Les évaluations négatives feront fuir les annonceurs, ce qui est le but recherché. De la mise sur liste noire à la censure de ces sites, il n’y a qu’un pas, comme ce fut le cas lorsque YouTube a effacé six années de mon émission On Contact, diffusée sur RT America et RT International. Aucune émission ne portait sur la Russie. Et aucune n’a violé les directives relatives au contenu imposées par YouTube. Mais beaucoup ont examiné les méfaits du militarisme américain.
Dans une réfutation exhaustive de NewsGuard, qui vaut la peine d’être lue, Joe Lauria, le rédacteur en chef de Consortium News, termine par cette observation :
Les accusations de NewsGuard contre Consortium News, qui pourraient potentiellement limiter son lectorat et son soutien financier, doivent être considérées dans le contexte de la manie guerrière de l'Occident à propos de l'Ukraine, à propos de laquelle les voix dissidentes sont supprimées. Trois rédacteurs du CN ont été virés de Twitter.

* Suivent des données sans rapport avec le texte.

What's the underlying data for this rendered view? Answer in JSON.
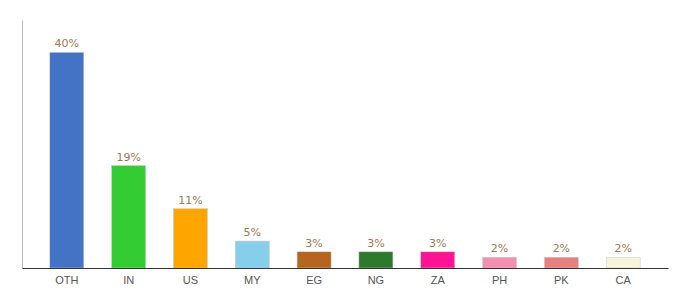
{
  "chart_data": {
    "type": "bar",
    "categories": [
      "OTH",
      "IN",
      "US",
      "MY",
      "EG",
      "NG",
      "ZA",
      "PH",
      "PK",
      "CA"
    ],
    "values": [
      40,
      19,
      11,
      5,
      3,
      3,
      3,
      2,
      2,
      2
    ],
    "value_labels": [
      "40%",
      "19%",
      "11%",
      "5%",
      "3%",
      "3%",
      "3%",
      "2%",
      "2%",
      "2%"
    ],
    "colors": [
      "#4472c4",
      "#33cc33",
      "#ffa500",
      "#87ceeb",
      "#b5651d",
      "#2d7a2d",
      "#ff1493",
      "#f48fb1",
      "#e88080",
      "#f5f5dc"
    ],
    "ylim": [
      0,
      46
    ],
    "data_labels": true,
    "tick_labels": "x",
    "grid": false
  }
}
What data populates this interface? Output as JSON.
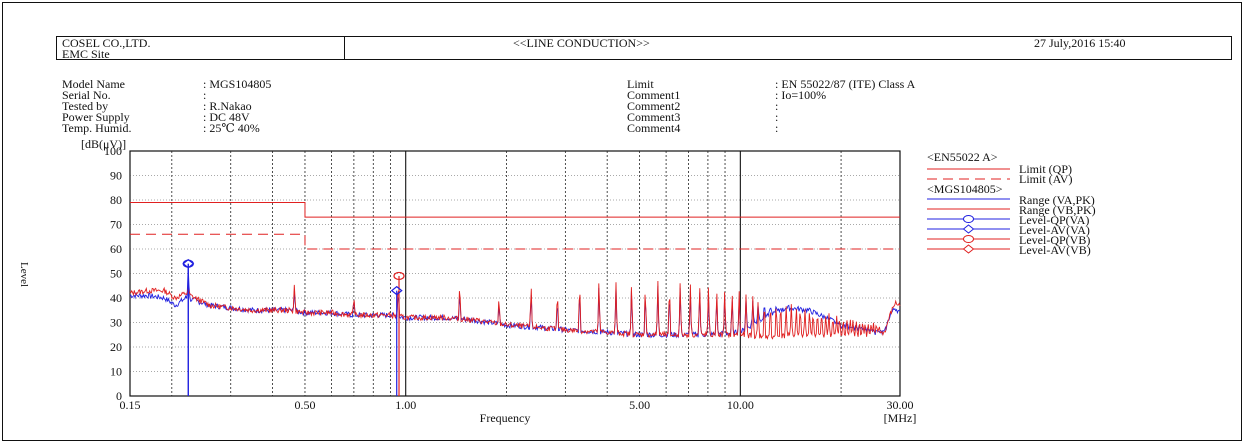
{
  "header": {
    "company": "COSEL CO.,LTD.",
    "site": "EMC Site",
    "title": "<<LINE CONDUCTION>>",
    "datetime": "27 July,2016 15:40"
  },
  "info_left": [
    {
      "label": "Model Name",
      "value": ": MGS104805"
    },
    {
      "label": "Serial No.",
      "value": ":"
    },
    {
      "label": "Tested by",
      "value": ": R.Nakao"
    },
    {
      "label": "Power Supply",
      "value": ": DC 48V"
    },
    {
      "label": "Temp. Humid.",
      "value": ": 25℃ 40%"
    }
  ],
  "info_right": [
    {
      "label": "Limit",
      "value": ": EN 55022/87 (ITE) Class A"
    },
    {
      "label": "Comment1",
      "value": ": Io=100%"
    },
    {
      "label": "Comment2",
      "value": ":"
    },
    {
      "label": "Comment3",
      "value": ":"
    },
    {
      "label": "Comment4",
      "value": ":"
    }
  ],
  "legend": {
    "group1_title": "<EN55022 A>",
    "group2_title": "<MGS104805>",
    "items": [
      {
        "label": "Limit (QP)",
        "color": "#e02020",
        "style": "solid",
        "marker": "none"
      },
      {
        "label": "Limit (AV)",
        "color": "#e02020",
        "style": "dashed",
        "marker": "none"
      },
      {
        "label": "Range (VA,PK)",
        "color": "#2020e0",
        "style": "solid",
        "marker": "none"
      },
      {
        "label": "Range (VB,PK)",
        "color": "#e02020",
        "style": "solid",
        "marker": "none"
      },
      {
        "label": "Level-QP(VA)",
        "color": "#2020e0",
        "style": "solid",
        "marker": "circle"
      },
      {
        "label": "Level-AV(VA)",
        "color": "#2020e0",
        "style": "solid",
        "marker": "diamond"
      },
      {
        "label": "Level-QP(VB)",
        "color": "#e02020",
        "style": "solid",
        "marker": "circle"
      },
      {
        "label": "Level-AV(VB)",
        "color": "#e02020",
        "style": "solid",
        "marker": "diamond"
      }
    ]
  },
  "chart_data": {
    "type": "line",
    "xlabel": "Frequency",
    "xunit": "[MHz]",
    "ylabel_unit": "[dB(μV)]",
    "ylabel": "Level",
    "xscale": "log",
    "xlim": [
      0.15,
      30
    ],
    "ylim": [
      0,
      100
    ],
    "x_ticks": [
      0.15,
      0.5,
      1.0,
      5.0,
      10.0,
      30.0
    ],
    "x_tick_labels": [
      "0.15",
      "0.50",
      "1.00",
      "5.00",
      "10.00",
      "30.00"
    ],
    "y_ticks": [
      0,
      10,
      20,
      30,
      40,
      50,
      60,
      70,
      80,
      90,
      100
    ],
    "y_tick_labels": [
      "0",
      "10",
      "20",
      "30",
      "40",
      "50",
      "60",
      "70",
      "80",
      "90",
      "100"
    ],
    "limits": [
      {
        "name": "Limit (QP)",
        "points": [
          [
            0.15,
            79
          ],
          [
            0.5,
            79
          ],
          [
            0.5,
            73
          ],
          [
            30,
            73
          ]
        ]
      },
      {
        "name": "Limit (AV)",
        "points": [
          [
            0.15,
            66
          ],
          [
            0.5,
            66
          ],
          [
            0.5,
            60
          ],
          [
            30,
            60
          ]
        ]
      }
    ],
    "series": [
      {
        "name": "Range (VA,PK)",
        "color": "#2020e0",
        "points": [
          [
            0.15,
            41
          ],
          [
            0.17,
            41
          ],
          [
            0.19,
            40
          ],
          [
            0.205,
            37
          ],
          [
            0.22,
            40
          ],
          [
            0.235,
            39
          ],
          [
            0.26,
            37
          ],
          [
            0.3,
            36
          ],
          [
            0.35,
            35
          ],
          [
            0.4,
            35
          ],
          [
            0.45,
            35
          ],
          [
            0.5,
            34
          ],
          [
            0.6,
            34
          ],
          [
            0.7,
            33
          ],
          [
            0.8,
            33
          ],
          [
            0.9,
            33
          ],
          [
            1.0,
            32
          ],
          [
            1.3,
            32
          ],
          [
            1.6,
            31
          ],
          [
            2.0,
            29
          ],
          [
            2.5,
            28
          ],
          [
            3.0,
            27
          ],
          [
            4.0,
            26
          ],
          [
            5.0,
            25
          ],
          [
            6.0,
            25
          ],
          [
            8.0,
            25
          ],
          [
            10.0,
            26
          ],
          [
            12.0,
            33
          ],
          [
            14.0,
            36
          ],
          [
            16.0,
            35
          ],
          [
            18.0,
            32
          ],
          [
            20.0,
            29
          ],
          [
            25.0,
            26
          ],
          [
            27.0,
            26
          ],
          [
            28.0,
            33
          ],
          [
            29.0,
            36
          ],
          [
            30.0,
            34
          ]
        ]
      },
      {
        "name": "Range (VB,PK)",
        "color": "#e02020",
        "points": [
          [
            0.15,
            42
          ],
          [
            0.17,
            43
          ],
          [
            0.19,
            43
          ],
          [
            0.205,
            40
          ],
          [
            0.22,
            42
          ],
          [
            0.235,
            40
          ],
          [
            0.26,
            37
          ],
          [
            0.3,
            36
          ],
          [
            0.35,
            35
          ],
          [
            0.4,
            35
          ],
          [
            0.45,
            35
          ],
          [
            0.5,
            34
          ],
          [
            0.6,
            34
          ],
          [
            0.7,
            33
          ],
          [
            0.8,
            33
          ],
          [
            0.9,
            33
          ],
          [
            1.0,
            32
          ],
          [
            1.3,
            32
          ],
          [
            1.6,
            31
          ],
          [
            2.0,
            29
          ],
          [
            2.5,
            28
          ],
          [
            3.0,
            27
          ],
          [
            4.0,
            26
          ],
          [
            5.0,
            25
          ],
          [
            6.0,
            25
          ],
          [
            8.0,
            25
          ],
          [
            10.0,
            25
          ],
          [
            12.0,
            24
          ],
          [
            15.0,
            25
          ],
          [
            20.0,
            25
          ],
          [
            25.0,
            25
          ],
          [
            27.0,
            26
          ],
          [
            28.0,
            33
          ],
          [
            29.0,
            38
          ],
          [
            30.0,
            37
          ]
        ]
      }
    ],
    "peaks": [
      {
        "x": 0.224,
        "va": 54,
        "vb": 45
      },
      {
        "x": 0.465,
        "va": 44,
        "vb": 47
      },
      {
        "x": 0.7,
        "va": 40,
        "vb": 41
      },
      {
        "x": 0.95,
        "va": 44,
        "vb": 48
      },
      {
        "x": 1.45,
        "va": 43,
        "vb": 47
      },
      {
        "x": 1.9,
        "va": 38,
        "vb": 41
      },
      {
        "x": 2.37,
        "va": 43,
        "vb": 46
      },
      {
        "x": 2.84,
        "va": 40,
        "vb": 44
      },
      {
        "x": 3.31,
        "va": 45,
        "vb": 48
      },
      {
        "x": 3.78,
        "va": 46,
        "vb": 48
      },
      {
        "x": 4.25,
        "va": 45,
        "vb": 47
      },
      {
        "x": 4.73,
        "va": 46,
        "vb": 48
      },
      {
        "x": 5.2,
        "va": 44,
        "vb": 46
      },
      {
        "x": 5.67,
        "va": 45,
        "vb": 47
      },
      {
        "x": 6.14,
        "va": 44,
        "vb": 47
      },
      {
        "x": 6.61,
        "va": 45,
        "vb": 47
      },
      {
        "x": 7.09,
        "va": 43,
        "vb": 46
      },
      {
        "x": 7.56,
        "va": 44,
        "vb": 46
      },
      {
        "x": 8.03,
        "va": 43,
        "vb": 46
      },
      {
        "x": 8.5,
        "va": 42,
        "vb": 45
      },
      {
        "x": 8.98,
        "va": 42,
        "vb": 44
      },
      {
        "x": 9.45,
        "va": 41,
        "vb": 44
      },
      {
        "x": 9.92,
        "va": 40,
        "vb": 43
      },
      {
        "x": 10.4,
        "va": 40,
        "vb": 42
      },
      {
        "x": 10.9,
        "va": 39,
        "vb": 41
      },
      {
        "x": 11.3,
        "va": 38,
        "vb": 40
      },
      {
        "x": 11.8,
        "va": 38,
        "vb": 40
      },
      {
        "x": 12.3,
        "va": 37,
        "vb": 39
      },
      {
        "x": 12.8,
        "va": 37,
        "vb": 39
      },
      {
        "x": 13.2,
        "va": 36,
        "vb": 39
      },
      {
        "x": 13.7,
        "va": 36,
        "vb": 38
      },
      {
        "x": 14.2,
        "va": 35,
        "vb": 38
      },
      {
        "x": 14.7,
        "va": 34,
        "vb": 37
      },
      {
        "x": 15.1,
        "va": 34,
        "vb": 37
      },
      {
        "x": 15.6,
        "va": 33,
        "vb": 36
      },
      {
        "x": 16.1,
        "va": 33,
        "vb": 36
      },
      {
        "x": 16.5,
        "va": 32,
        "vb": 35
      },
      {
        "x": 17.0,
        "va": 32,
        "vb": 35
      },
      {
        "x": 17.5,
        "va": 31,
        "vb": 35
      },
      {
        "x": 18.0,
        "va": 31,
        "vb": 34
      },
      {
        "x": 18.4,
        "va": 30,
        "vb": 34
      },
      {
        "x": 18.9,
        "va": 30,
        "vb": 33
      },
      {
        "x": 19.4,
        "va": 30,
        "vb": 33
      },
      {
        "x": 19.8,
        "va": 29,
        "vb": 33
      },
      {
        "x": 20.3,
        "va": 29,
        "vb": 32
      },
      {
        "x": 20.8,
        "va": 29,
        "vb": 32
      },
      {
        "x": 21.3,
        "va": 28,
        "vb": 32
      },
      {
        "x": 21.7,
        "va": 28,
        "vb": 31
      },
      {
        "x": 22.2,
        "va": 28,
        "vb": 31
      },
      {
        "x": 22.7,
        "va": 28,
        "vb": 31
      },
      {
        "x": 23.2,
        "va": 27,
        "vb": 31
      },
      {
        "x": 23.6,
        "va": 27,
        "vb": 30
      },
      {
        "x": 24.1,
        "va": 27,
        "vb": 30
      },
      {
        "x": 24.6,
        "va": 27,
        "vb": 30
      },
      {
        "x": 25.0,
        "va": 27,
        "vb": 30
      },
      {
        "x": 25.5,
        "va": 27,
        "vb": 30
      },
      {
        "x": 26.0,
        "va": 26,
        "vb": 29
      }
    ],
    "measurements": [
      {
        "name": "Level-QP(VA)",
        "x": 0.224,
        "y": 54
      },
      {
        "name": "Level-AV(VA)",
        "x": 0.224,
        "y": 54
      },
      {
        "name": "Level-QP(VB)",
        "x": 0.955,
        "y": 49
      },
      {
        "name": "Level-AV(VA)",
        "x": 0.94,
        "y": 43
      }
    ]
  }
}
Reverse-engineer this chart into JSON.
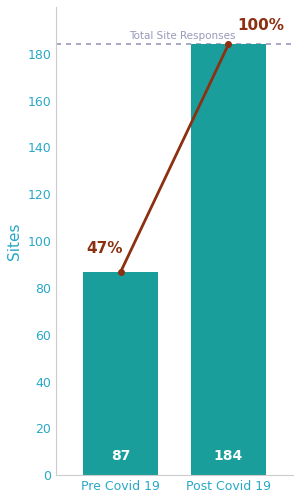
{
  "categories": [
    "Pre Covid 19",
    "Post Covid 19"
  ],
  "values": [
    87,
    184
  ],
  "percentages": [
    "47%",
    "100%"
  ],
  "bar_color": "#1a9e9c",
  "line_color": "#8B3010",
  "reference_line_value": 184,
  "reference_line_label": "Total Site Responses",
  "ylabel": "Sites",
  "ylabel_color": "#29a8c8",
  "tick_color": "#29a8c8",
  "xlabel_color": "#29a8c8",
  "bar_label_color": "#ffffff",
  "pct_label_color": "#8B3010",
  "reference_line_color": "#9999bb",
  "ylim": [
    0,
    200
  ],
  "yticks": [
    0,
    20,
    40,
    60,
    80,
    100,
    120,
    140,
    160,
    180
  ],
  "bar_width": 0.7,
  "figsize": [
    3.0,
    5.0
  ],
  "dpi": 100
}
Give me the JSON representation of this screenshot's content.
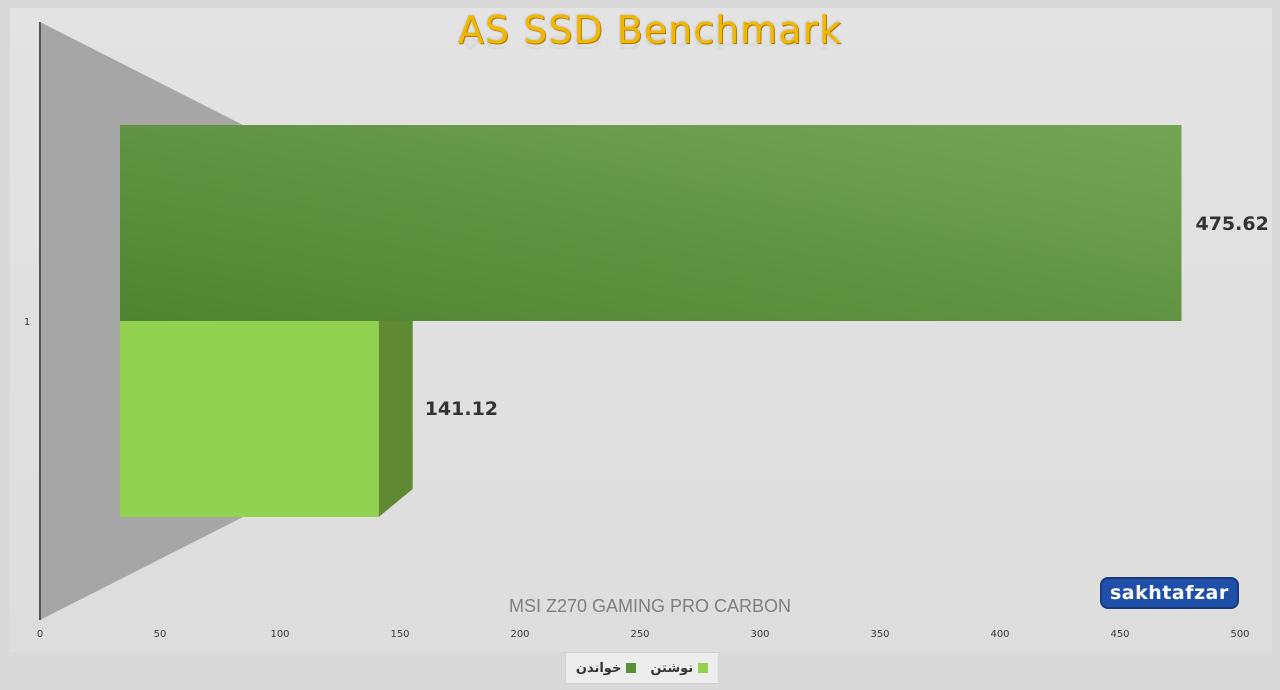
{
  "title": "AS SSD Benchmark",
  "chart_data": {
    "type": "bar",
    "orientation": "horizontal",
    "categories": [
      "1"
    ],
    "series": [
      {
        "name": "خواندن",
        "values": [
          475.62
        ],
        "color": "#5b8e3a"
      },
      {
        "name": "نوشتن",
        "values": [
          141.12
        ],
        "color": "#92d050"
      }
    ],
    "data_labels": [
      "475.62",
      "141.12"
    ],
    "xlim": [
      0,
      500
    ],
    "xticks": [
      0,
      50,
      100,
      150,
      200,
      250,
      300,
      350,
      400,
      450,
      500
    ],
    "xlabel": "MSI Z270 GAMING PRO CARBON",
    "ylabel": "",
    "grid": false,
    "legend_position": "bottom"
  },
  "logo_text": "sakhtafzar",
  "colors": {
    "title": "#f2b705",
    "background": "#dddddd",
    "axis_wall": "#a6a6a6"
  }
}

L'annulation par PayPal du compte de Consortium News est une tentative évidente de le financer pour ce qui est presque certainement l'opinion de la société selon laquelle CN a violé ses restrictions sur la "fourniture d'informations fausses ou trompeuses". On ne peut le savoir avec 100 % de certitude car PayPal se cache derrière ses raisons, mais le CN fait commerce d'informations et de rien d'autre.
Le CN ne soutient aucun camp dans la guerre en Ukraine, mais cherche à examiner les causes du conflit dans son contexte historique récent, qui sont toutes blanchies par les grands médias occidentaux.
Ces causes sont les suivantes L'expansion de l'OTAN vers l'est malgré sa promesse de ne pas le faire ; le coup d'État et la guerre de huit ans dans le Donbass contre les résistants au coup d'État ; l'absence de mise en œuvre des accords de Minsk pour mettre fin à ce conflit ; et le rejet pur et simple des propositions de traité par Moscou pour créer une nouvelle architecture de sécurité en Europe tenant compte des préoccupations de sécurité de la Russie.
Les historiens qui soulignent que les conditions onéreuses de Versailles imposées à l'Allemagne après la Première Guerre mondiale sont une cause du nazisme et de la Seconde Guerre mondiale n'excusent pas l'Allemagne nazie et ne sont pas non plus considérés comme ses défenseurs.
Les efforts frénétiques déployés pour rallier les téléspectateurs et les lecteurs à la cause des médias de l’establishment – seuls 16 % des Américains ont une grande/assez grande confiance dans les journaux et seuls 11 % ont un certain degré de confiance dans les informations télévisées – sont un signe de désespoir.
Comme l’illustre la persécution de Julian Assange, l’étouffement de la liberté de la presse est bipartite. Cet assaut contre la vérité laisse une population désemparée. Il alimente les théories de conspiration sauvages. Il met en lambeaux la crédibilité de la classe dirigeante. Il donne du pouvoir aux démagogues. Il crée un désert d’information, où la vérité et le mensonge sont indiscernables. Elle nous fait avancer à pas de grenouille vers la tyrannie. Cette censure ne sert que les intérêts des militaristes qui, comme Karl Liebknecht l’a rappelé à ses compatriotes allemands pendant la Première Guerre mondiale, sont l’ennemi intérieur.